MONTREUX FESTIVAL 2001: Mozart, La Finta Giardiniera, Montreux Auditorium, September 1, 2001 (FC)


The second offering of the Montreux Voice and Music Festival, a concert version of Mozart's La Finta Giardiniera, written at the request of the Bavarian court when the composer was 19 years old, just misses the greatness of his more "mature" operas. What is always impressive is the easy hand he has with melodic lines and dramatic interest and this makes hearing even his lesser-known works a worthy evening. The librettist on this occasion, Giuseppe Petrosellini, is certainly no Lorenzo Da Ponte and this opera buffa, which begins with a murder, is a strange mix of comedy and elements of opera seria.

Rebecca Evans picture courtesy of the Montreux Voice and Music Festival.

There is a fine triumvirate of English singers who are at the centre of this production. Tenor John Mark Ainsley, a Mozart specialist, is in the central role of Don Anchise, whose job is to explain it all for you. Soprano Rebecca Evans is the murdered lover who finally did not die after all and soprano Lynne Dawson plays the new love interest of the presumed murderer, Count Belfiore. Ainsley, although not the most ringing of tenors, plays with character and dramatic appeal. Rebecca Evans, recently seen at the Paris Théàtre du Châtelet in John Elliot Gardiner's Falstaff, sings with all the requisite grace and intelligence that places her at the forefront of Mozartian interpreters. The formidable voice of Lynne Dawson, as the impetuous Arminda, added plenty of salt, pepper and a bit of Tabasco into the comic stew.
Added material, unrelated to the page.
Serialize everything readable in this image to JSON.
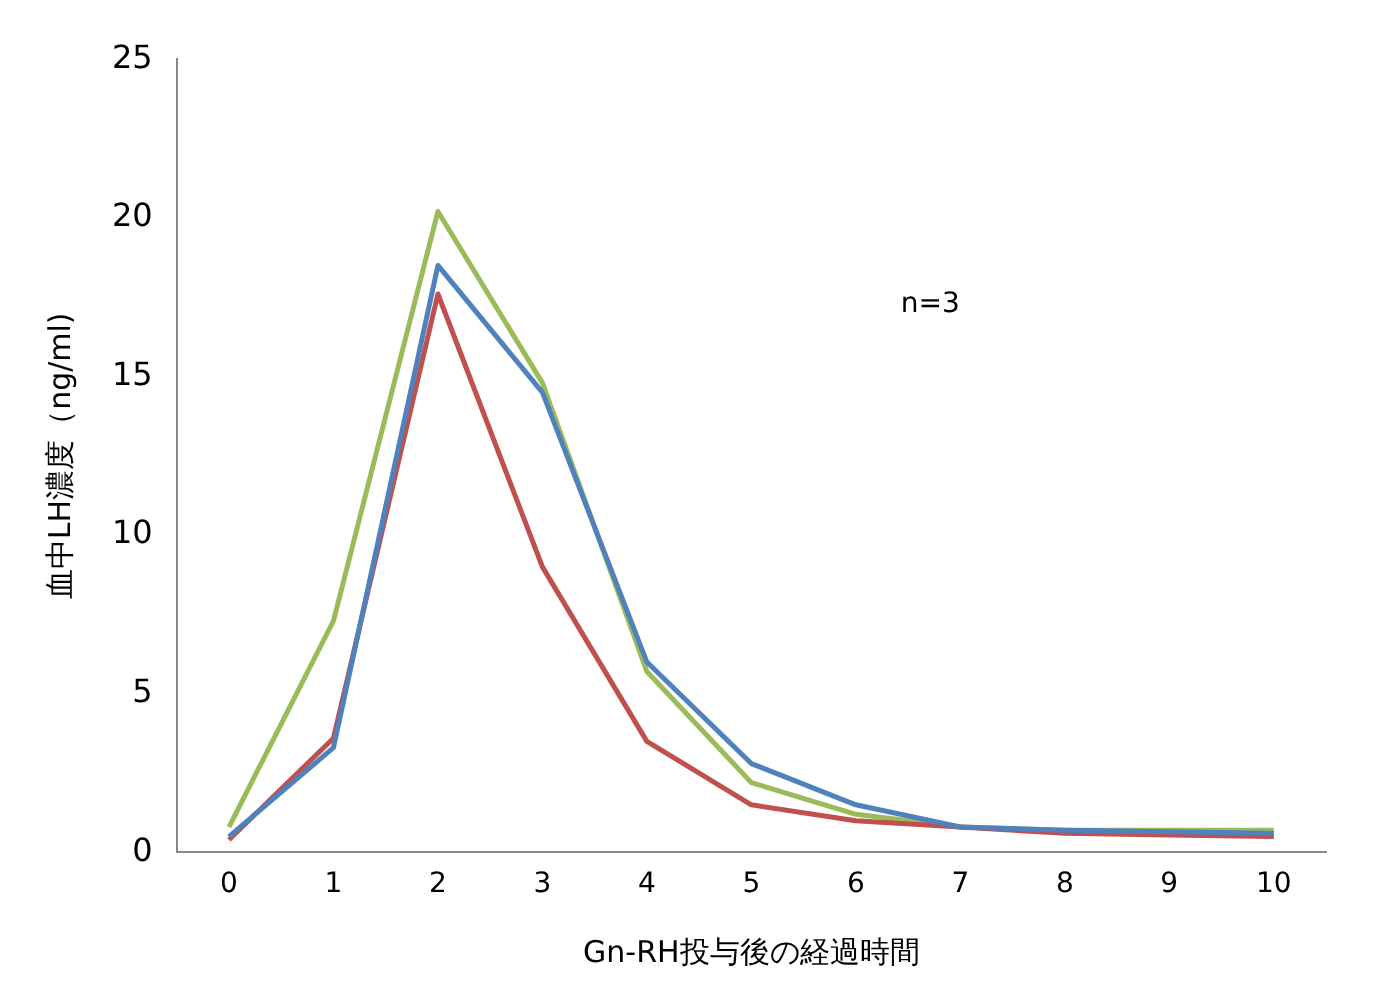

The Freiburger Barockorchester was the orchestra this night with the young German conductor, Gottfried von der Goltz, providing skilled direction to the assembled forces. Also contributing to the success of this evening was the South African tenor Kobie van Rensburg as the innocent-of-murder Belfore and mezzo Monica Groop in the trouser role of Ramiro. Signing on to this project at the last minute, the splendid Swiss baritone Gilles Cachemaille sang a robust and richly nuanced Nardo. The rumor around the lobby at intermission was that these forces are planning to record this opera in the future. If so, it would immediately be a contender for first choice of those available.

As a side note to this festival, in the main auditorium, the Auditorium Stravinski, I have found the acoustics in the balcony, where the ticket prices are less expensive, to be superior to that in the orchestra section, where there are often imbalances. In addition, there is a range of concerts in smaller venues that can be of great interest. For example, on the stormy night of Tuesday, 4 September, there was an exciting discovery for this writer. At the imposing Château de Chillon the young Swedish soprano, Camilla Tilling, sang a series of songs by Purcell and Handel with a Baroque ensemble. She created a critical stir in Aix-en-Provence this summer singing Susanna in their acclaimed production of Le Nozze di Figaro. With such a combination of talent, brains and beauty, she should have a considerable career ahead of her.